Rhode Island’s business lobbyists have been pulling out all the stops in opposition to the overwhelmingly popular earned paid sick days bills in the House (H5413) and Senate (S290). In the version passed out of the Senate Labor Committee this week, the Healthy and Safe Families and Workplaces Act allows Rhode Island employees to accumulate earned paid sick days, totaling up to 32 hours in 2018, and up to 40 hours thereafter.
It’s surprising that this commonsense measure, which allows Rhode Island workers to take time from work to care for themselves or family members during periods of illness, continues to attract such fierce opposition, since the experience in other jurisdictions that have adopted paid sick leave has been that businesses face little or no additional costs, and overwhelmingly support the provisions once fully implemented.
Opponents have been taking out of context the findings of a report prepared by the Center for Economic and Policy Research (CEPR) and The Murphy Institute at CUNY to gauge the impact on businesses of Connecticut’s paid sick days bill. The CEPR report, Good for Business? Connecticut’s Paid Sick Leave Law actually concludes that the impact on Connecticut businesses was minimal and that a sizable majority of Connecticut businesses surveyed support the earned sick leave law:
“In short, this path-breaking legislation has brought paid sick leave to tens of thousands of Connecticut workers, with modest effects or none at all on the state’s businesses….Most employers reported a modest impact or no impact of the law on their costs or business operations, and they typically found that the administrative burden was minimal. Finally, a year and a half after its implementation, more than three-quarters of surveyed employers expressed support for the earned paid sick leave law.” (Appelbaum and Milkman, 2014)
Notably, the Connecticut research showed that 59 percent of firms surveyed reported either no change in costs (47 percent) or changes too small to be worth tracking (12 percent), while among those reporting increased costs, the majority (30 percent of all respondents) reported cost increases of 2 percent or less. For all seeing increased costs, those costs were one-time costs associated with initial implementation of the law.
In a second study completed in September 2016, CEPR examined the impact of the paid sick leave legislation passed in New York City.
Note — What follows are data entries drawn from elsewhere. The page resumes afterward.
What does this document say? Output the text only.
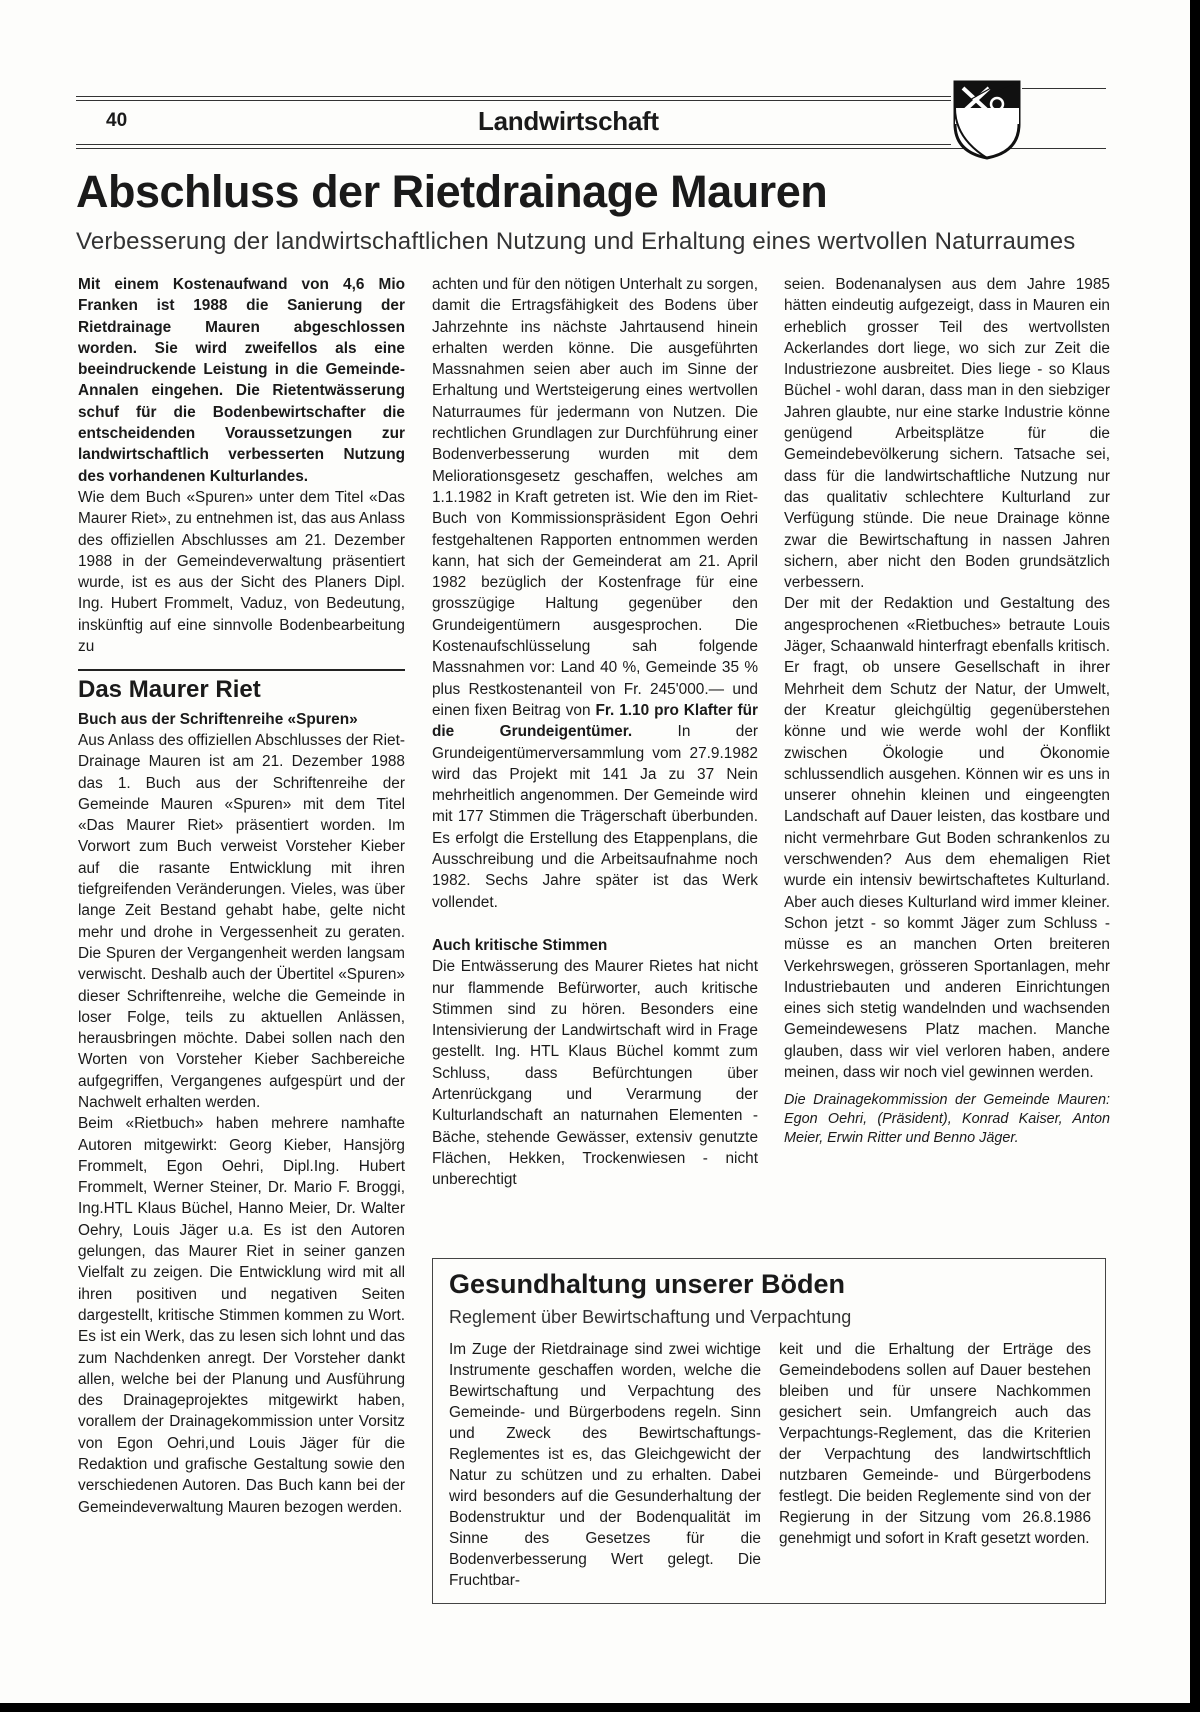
40	Landwirtschaft
Abschluss der Rietdrainage Mauren

Verbesserung der landwirtschaftlichen Nutzung und Erhaltung eines wertvollen Naturraumes

Mit einem Kostenaufwand von 4,6 Mio Franken ist 1988 die Sanierung der Rietdrainage Mauren abgeschlossen worden. Sie wird zweifellos als eine beeindruckende Leistung in die Gemeinde-Annalen eingehen. Die Rietentwässerung schuf für die Bodenbewirtschafter die entscheidenden Voraussetzungen zur landwirtschaftlich verbesserten Nutzung des vorhandenen Kulturlandes.

Wie dem Buch «Spuren» unter dem Titel «Das Maurer Riet», zu entnehmen ist, das aus Anlass des offiziellen Abschlusses am 21. Dezember 1988 in der Gemeindeverwaltung präsentiert wurde, ist es aus der Sicht des Planers Dipl. Ing. Hubert Frommelt, Vaduz, von Bedeutung, inskünftig auf eine sinnvolle Bodenbearbeitung zu

Das Maurer Riet
Buch aus der Schriftenreihe «Spuren»

Aus Anlass des offiziellen Abschlusses der Riet-Drainage Mauren ist am 21. Dezember 1988 das 1. Buch aus der Schriftenreihe der Gemeinde Mauren «Spuren» mit dem Titel «Das Maurer Riet» präsentiert worden. Im Vorwort zum Buch verweist Vorsteher Kieber auf die rasante Entwicklung mit ihren tiefgreifenden Veränderungen. Vieles, was über lange Zeit Bestand gehabt habe, gelte nicht mehr und drohe in Vergessenheit zu geraten. Die Spuren der Vergangenheit werden langsam verwischt. Deshalb auch der Übertitel «Spuren» dieser Schriftenreihe, welche die Gemeinde in loser Folge, teils zu aktuellen Anlässen, herausbringen möchte. Dabei sollen nach den Worten von Vorsteher Kieber Sachbereiche aufgegriffen, Vergangenes aufgespürt und der Nachwelt erhalten werden.

Beim «Rietbuch» haben mehrere namhafte Autoren mitgewirkt: Georg Kieber, Hansjörg Frommelt, Egon Oehri, Dipl.Ing. Hubert Frommelt, Werner Steiner, Dr. Mario F. Broggi, Ing.HTL Klaus Büchel, Hanno Meier, Dr. Walter Oehry, Louis Jäger u.a. Es ist den Autoren gelungen, das Maurer Riet in seiner ganzen Vielfalt zu zeigen. Die Entwicklung wird mit all ihren positiven und negativen Seiten dargestellt, kritische Stimmen kommen zu Wort. Es ist ein Werk, das zu lesen sich lohnt und das zum Nachdenken anregt. Der Vorsteher dankt allen, welche bei der Planung und Ausführung des Drainageprojektes mitgewirkt haben, vorallem der Drainagekommission unter Vorsitz von Egon Oehri,und Louis Jäger für die Redaktion und grafische Gestaltung sowie den verschiedenen Autoren. Das Buch kann bei der Gemeindeverwaltung Mauren bezogen werden.

achten und für den nötigen Unterhalt zu sorgen, damit die Ertragsfähigkeit des Bodens über Jahrzehnte ins nächste Jahrtausend hinein erhalten werden könne. Die ausgeführten Massnahmen seien aber auch im Sinne der Erhaltung und Wertsteigerung eines wertvollen Naturraumes für jedermann von Nutzen. Die rechtlichen Grundlagen zur Durchführung einer Bodenverbesserung wurden mit dem Meliorationsgesetz geschaffen, welches am 1.1.1982 in Kraft getreten ist. Wie den im Riet-Buch von Kommissionspräsident Egon Oehri festgehaltenen Rapporten entnommen werden kann, hat sich der Gemeinderat am 21. April 1982 bezüglich der Kostenfrage für eine grosszügige Haltung gegenüber den Grundeigentümern ausgesprochen. Die Kostenaufschlüsselung sah folgende Massnahmen vor: Land 40 %, Gemeinde 35 % plus Restkostenanteil von Fr. 245'000.— und einen fixen Beitrag von Fr. 1.10 pro Klafter für die Grundeigentümer. In der Grundeigentümerversammlung vom 27.9.1982 wird das Projekt mit 141 Ja zu 37 Nein mehrheitlich angenommen. Der Gemeinde wird mit 177 Stimmen die Trägerschaft überbunden. Es erfolgt die Erstellung des Etappenplans, die Ausschreibung und die Arbeitsaufnahme noch 1982. Sechs Jahre später ist das Werk vollendet.

Auch kritische Stimmen

Die Entwässerung des Maurer Rietes hat nicht nur flammende Befürworter, auch kritische Stimmen sind zu hören. Besonders eine Intensivierung der Landwirtschaft wird in Frage gestellt. Ing. HTL Klaus Büchel kommt zum Schluss, dass Befürchtungen über Artenrückgang und Verarmung der Kulturlandschaft an naturnahen Elementen - Bäche, stehende Gewässer, extensiv genutzte Flächen, Hekken, Trockenwiesen - nicht unberechtigt

seien. Bodenanalysen aus dem Jahre 1985 hätten eindeutig aufgezeigt, dass in Mauren ein erheblich grosser Teil des wertvollsten Ackerlandes dort liege, wo sich zur Zeit die Industriezone ausbreitet. Dies liege - so Klaus Büchel - wohl daran, dass man in den siebziger Jahren glaubte, nur eine starke Industrie könne genügend Arbeitsplätze für die Gemeindebevölkerung sichern. Tatsache sei, dass für die landwirtschaftliche Nutzung nur das qualitativ schlechtere Kulturland zur Verfügung stünde. Die neue Drainage könne zwar die Bewirtschaftung in nassen Jahren sichern, aber nicht den Boden grundsätzlich verbessern.

Der mit der Redaktion und Gestaltung des angesprochenen «Rietbuches» betraute Louis Jäger, Schaanwald hinterfragt ebenfalls kritisch. Er fragt, ob unsere Gesellschaft in ihrer Mehrheit dem Schutz der Natur, der Umwelt, der Kreatur gleichgültig gegenüberstehen könne und wie werde wohl der Konflikt zwischen Ökologie und Ökonomie schlussendlich ausgehen. Können wir es uns in unserer ohnehin kleinen und eingeengten Landschaft auf Dauer leisten, das kostbare und nicht vermehrbare Gut Boden schrankenlos zu verschwenden? Aus dem ehemaligen Riet wurde ein intensiv bewirtschaftetes Kulturland. Aber auch dieses Kulturland wird immer kleiner. Schon jetzt - so kommt Jäger zum Schluss - müsse es an manchen Orten breiteren Verkehrswegen, grösseren Sportanlagen, mehr Industriebauten und anderen Einrichtungen eines sich stetig wandelnden und wachsenden Gemeindewesens Platz machen. Manche glauben, dass wir viel verloren haben, andere meinen, dass wir noch viel gewinnen werden.

Die Drainagekommission der Gemeinde Mauren: Egon Oehri, (Präsident), Konrad Kaiser, Anton Meier, Erwin Ritter und Benno Jäger.

Gesundhaltung unserer Böden

Reglement über Bewirtschaftung und Verpachtung

Im Zuge der Rietdrainage sind zwei wichtige Instrumente geschaffen worden, welche die Bewirtschaftung und Verpachtung des Gemeinde- und Bürgerbodens regeln. Sinn und Zweck des Bewirtschaftungs-Reglementes ist es, das Gleichgewicht der Natur zu schützen und zu erhalten. Dabei wird besonders auf die Gesunderhaltung der Bodenstruktur und der Bodenqualität im Sinne des Gesetzes für die Bodenverbesserung Wert gelegt. Die Fruchtbar-

keit und die Erhaltung der Erträge des Gemeindebodens sollen auf Dauer bestehen bleiben und für unsere Nachkommen gesichert sein. Umfangreich auch das Verpachtungs-Reglement, das die Kriterien der Verpachtung des landwirtschftlich nutzbaren Gemeinde- und Bürgerbodens festlegt. Die beiden Reglemente sind von der Regierung in der Sitzung vom 26.8.1986 genehmigt und sofort in Kraft gesetzt worden.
The report, No Big Deal: The Impact of New York City’s Paid Sick Days Law on Employers, shows that the standard arguments against the paid sick days law were unfounded, finding that the vast majority of employers (just under 85 percent) reported that the new law had no effect on their overall business costs, with a few (a little less than two percent) reporting a decline in overall costs. In terms of the impact on employment, the New York study shows that 91 percent of businesses reported no reduction in hiring as a result of the new law, 97 percent did not reduce hours, and 94 percent did not raise prices.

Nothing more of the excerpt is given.